Symptoms of prostate cancer may include passing urine often with difficulty in the form of interrupted or weak flow, total inability to urinate or pain or burning during urination. Blood may also be present in urine or semen and males may have problems ejaculating. There is also sometimes a nagging back, hip or pelvic pain. However these symptoms are not unique to prostate cancer and are often representative of other clinical conditions. Usually prostate cancer does not demonstrate any visible sign of its presence. Screening is therefore extremely important if the disease is to be detected and treated early.

Having annual physical exams along with prostate specific antigen (PSA) blood test and a digital rectal exam (DRE) (shown in Figure D). A digital rectal exam should be done annual among men over 50 but those at higher risks should consider beginning exams earlier. PSA along with PAP (prostatic acid phosphatase) tests should also be done yearly. Fewer than 10% of patients with prostate cancer are diagnosed at screening assessments in the UK, and the vast majority are diagnosed because of their presentation with symptoms.

The diagnosis must be confirmed by histological examination of the prostatic tissue. Transrectal biopsy is widely favoured. Fine needle aspiration cytology as a means for diagnosis has not gained widespread popularity probably due to its limited sensitivity when compared with needle biopsy. PSA is an effective tumour marker in prostate cancer, but its use as a screening tool in the early detection of prostate cancer is controversial. Computed tomography of the pelvis is currently the most commonly employed imaging modality for assessing the extent of local spread of prostate cancer.

Despite initial enthusiasm, the use of transrectal ultrasound has not proven to be more useful at determining seminal vesicle involvement or extracapsular spread than digital rectal examination. Magnetic resonance imaging (MRI) appears to have equal sensitivity to computed tomography for detection of pelvic lymph node involvement. Bone scans are used routinely and have a false negative rate of 11%. MRI is the most sensitive technique for detecting bone metastases in prostate cancer but it is limited by its relative inability to image the whole skeleton.

Once abnormalities are detected in the DRE or PSA then a transrectal ultrasound may be recommended. This exam uses sound wave echoes to produce an image of the prostate glands. This image is then visually inspected by the physician for abnormalities. A CT or CAT scan (computed tomography scan) is an imaging procedure which uses a combination of x-rays and computer technology to render a cross-sectional image of the prostate. MRIs, are also used for imaging. A radionuclide bone scan may be used to reveal if the disease has invaded the bones.

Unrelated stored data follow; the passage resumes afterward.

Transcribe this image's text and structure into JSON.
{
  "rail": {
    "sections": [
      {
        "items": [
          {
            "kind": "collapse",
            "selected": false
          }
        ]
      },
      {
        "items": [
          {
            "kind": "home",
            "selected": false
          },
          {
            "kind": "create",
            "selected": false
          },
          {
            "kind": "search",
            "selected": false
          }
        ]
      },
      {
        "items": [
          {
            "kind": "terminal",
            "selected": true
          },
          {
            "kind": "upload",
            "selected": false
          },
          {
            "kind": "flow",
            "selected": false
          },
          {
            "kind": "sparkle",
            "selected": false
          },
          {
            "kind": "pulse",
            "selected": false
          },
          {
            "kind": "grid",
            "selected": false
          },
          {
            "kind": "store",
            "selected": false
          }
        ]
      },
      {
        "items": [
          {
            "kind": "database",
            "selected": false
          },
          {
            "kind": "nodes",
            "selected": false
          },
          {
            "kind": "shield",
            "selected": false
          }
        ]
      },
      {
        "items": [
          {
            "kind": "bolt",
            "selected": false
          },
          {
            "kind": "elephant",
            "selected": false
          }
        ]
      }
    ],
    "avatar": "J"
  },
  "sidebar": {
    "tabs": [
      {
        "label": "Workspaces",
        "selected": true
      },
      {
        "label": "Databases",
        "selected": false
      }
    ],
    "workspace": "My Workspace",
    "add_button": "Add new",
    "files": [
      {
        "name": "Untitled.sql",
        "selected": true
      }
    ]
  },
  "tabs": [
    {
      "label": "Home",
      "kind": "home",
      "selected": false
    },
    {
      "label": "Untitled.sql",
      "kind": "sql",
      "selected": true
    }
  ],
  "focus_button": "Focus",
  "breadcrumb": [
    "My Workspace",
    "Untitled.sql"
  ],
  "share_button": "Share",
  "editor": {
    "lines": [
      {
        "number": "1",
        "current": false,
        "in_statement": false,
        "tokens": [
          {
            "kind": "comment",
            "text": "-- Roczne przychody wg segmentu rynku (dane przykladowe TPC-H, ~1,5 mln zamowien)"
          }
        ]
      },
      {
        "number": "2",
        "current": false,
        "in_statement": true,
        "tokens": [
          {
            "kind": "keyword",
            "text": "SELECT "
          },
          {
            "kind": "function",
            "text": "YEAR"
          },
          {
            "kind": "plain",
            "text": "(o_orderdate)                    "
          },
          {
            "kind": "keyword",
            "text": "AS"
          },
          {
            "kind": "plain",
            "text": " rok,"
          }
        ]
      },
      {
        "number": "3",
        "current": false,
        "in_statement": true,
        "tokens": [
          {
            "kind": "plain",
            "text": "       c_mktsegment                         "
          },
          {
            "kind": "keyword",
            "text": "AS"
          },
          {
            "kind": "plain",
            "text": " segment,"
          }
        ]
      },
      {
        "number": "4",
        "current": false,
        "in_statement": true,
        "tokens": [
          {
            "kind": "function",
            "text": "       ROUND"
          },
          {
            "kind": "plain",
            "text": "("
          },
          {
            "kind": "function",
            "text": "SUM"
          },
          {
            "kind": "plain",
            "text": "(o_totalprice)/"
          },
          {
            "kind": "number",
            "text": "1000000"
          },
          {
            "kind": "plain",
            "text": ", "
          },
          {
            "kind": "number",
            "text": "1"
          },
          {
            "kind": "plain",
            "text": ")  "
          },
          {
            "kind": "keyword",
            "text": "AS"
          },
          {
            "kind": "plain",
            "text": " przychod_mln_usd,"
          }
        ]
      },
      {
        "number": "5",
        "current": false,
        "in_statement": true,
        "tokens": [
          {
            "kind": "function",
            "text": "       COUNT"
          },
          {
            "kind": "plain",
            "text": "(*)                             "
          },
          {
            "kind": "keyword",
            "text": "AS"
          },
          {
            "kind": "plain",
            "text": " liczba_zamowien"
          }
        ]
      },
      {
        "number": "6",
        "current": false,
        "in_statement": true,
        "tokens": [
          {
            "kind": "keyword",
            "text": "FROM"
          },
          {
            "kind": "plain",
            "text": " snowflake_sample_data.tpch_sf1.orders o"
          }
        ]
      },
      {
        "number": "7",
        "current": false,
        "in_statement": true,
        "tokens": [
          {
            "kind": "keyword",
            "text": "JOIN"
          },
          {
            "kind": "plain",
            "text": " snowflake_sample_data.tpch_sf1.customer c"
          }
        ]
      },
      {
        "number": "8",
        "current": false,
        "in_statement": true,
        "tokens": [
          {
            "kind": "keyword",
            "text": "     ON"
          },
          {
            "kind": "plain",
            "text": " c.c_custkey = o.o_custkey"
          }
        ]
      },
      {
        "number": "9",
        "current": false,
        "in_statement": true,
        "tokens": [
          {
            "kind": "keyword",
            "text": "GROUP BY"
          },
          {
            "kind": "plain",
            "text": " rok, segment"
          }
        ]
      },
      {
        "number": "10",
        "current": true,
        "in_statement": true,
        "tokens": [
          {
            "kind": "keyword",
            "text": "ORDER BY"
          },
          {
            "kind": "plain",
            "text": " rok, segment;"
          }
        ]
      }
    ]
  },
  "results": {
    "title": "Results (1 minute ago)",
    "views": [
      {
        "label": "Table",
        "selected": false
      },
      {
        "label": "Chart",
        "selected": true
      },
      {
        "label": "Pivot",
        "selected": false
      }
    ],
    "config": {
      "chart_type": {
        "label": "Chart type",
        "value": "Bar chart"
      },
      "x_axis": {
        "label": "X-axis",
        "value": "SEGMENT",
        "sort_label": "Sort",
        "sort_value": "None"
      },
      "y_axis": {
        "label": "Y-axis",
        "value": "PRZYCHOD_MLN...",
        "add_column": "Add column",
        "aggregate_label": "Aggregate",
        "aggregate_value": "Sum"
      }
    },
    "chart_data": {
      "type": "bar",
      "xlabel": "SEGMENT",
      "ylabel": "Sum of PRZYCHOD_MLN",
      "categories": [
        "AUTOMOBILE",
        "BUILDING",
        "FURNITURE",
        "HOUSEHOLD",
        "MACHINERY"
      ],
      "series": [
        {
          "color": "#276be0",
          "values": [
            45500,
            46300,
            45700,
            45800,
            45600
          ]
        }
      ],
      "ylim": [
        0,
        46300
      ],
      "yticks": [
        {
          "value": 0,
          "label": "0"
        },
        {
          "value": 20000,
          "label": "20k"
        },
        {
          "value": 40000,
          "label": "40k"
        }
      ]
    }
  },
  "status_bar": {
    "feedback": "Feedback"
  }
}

Lymph node and prostate biopsies take a sample of the suspected tissue which is then examined under a microscope to check for abnormalities. Diagnosis of cancer is confirmed only by a biopsy. The most frequently used staging classifications are the revised 1997 TNM classification of the International Union Against Cancer (UICC) and the Whitemore-Jewett system. The TNM classification has the advantage in separating the assessment of the primary tumour from that of nodal disease and metastatic state.

The pathological classification of the TNM system corresponds to the clinical classification and is indicated by the prefix “p”. Shroeder et al found that 52. 3% of 262 tumours classified as T1 and T2 were upgraded to pT3, and 15. 1% of 152 T3 tumours were downstaged to pT2 after radical prostatectomy. The very early stages of prostate cancer usually go without symptoms and is increasingly diagnosed at routine rectal examinations. The typical finding is a firm, hard, or craggy, enlarged gland.

There may be obliteration of the median sulcus or spread to the lateral pelvic walls As the tumour arises usually in the peripheral zone of the prostate, symptoms of prostatism are late events or may result from accompanying benign prostate hyperplasia. Haematuria is uncommon but may occur secondary to infection or erosion of the gland. Perineal pain may occur in advanced disease. Weight loss, cachexia, bone pain, and neurological complications are seen later and are related to metastases.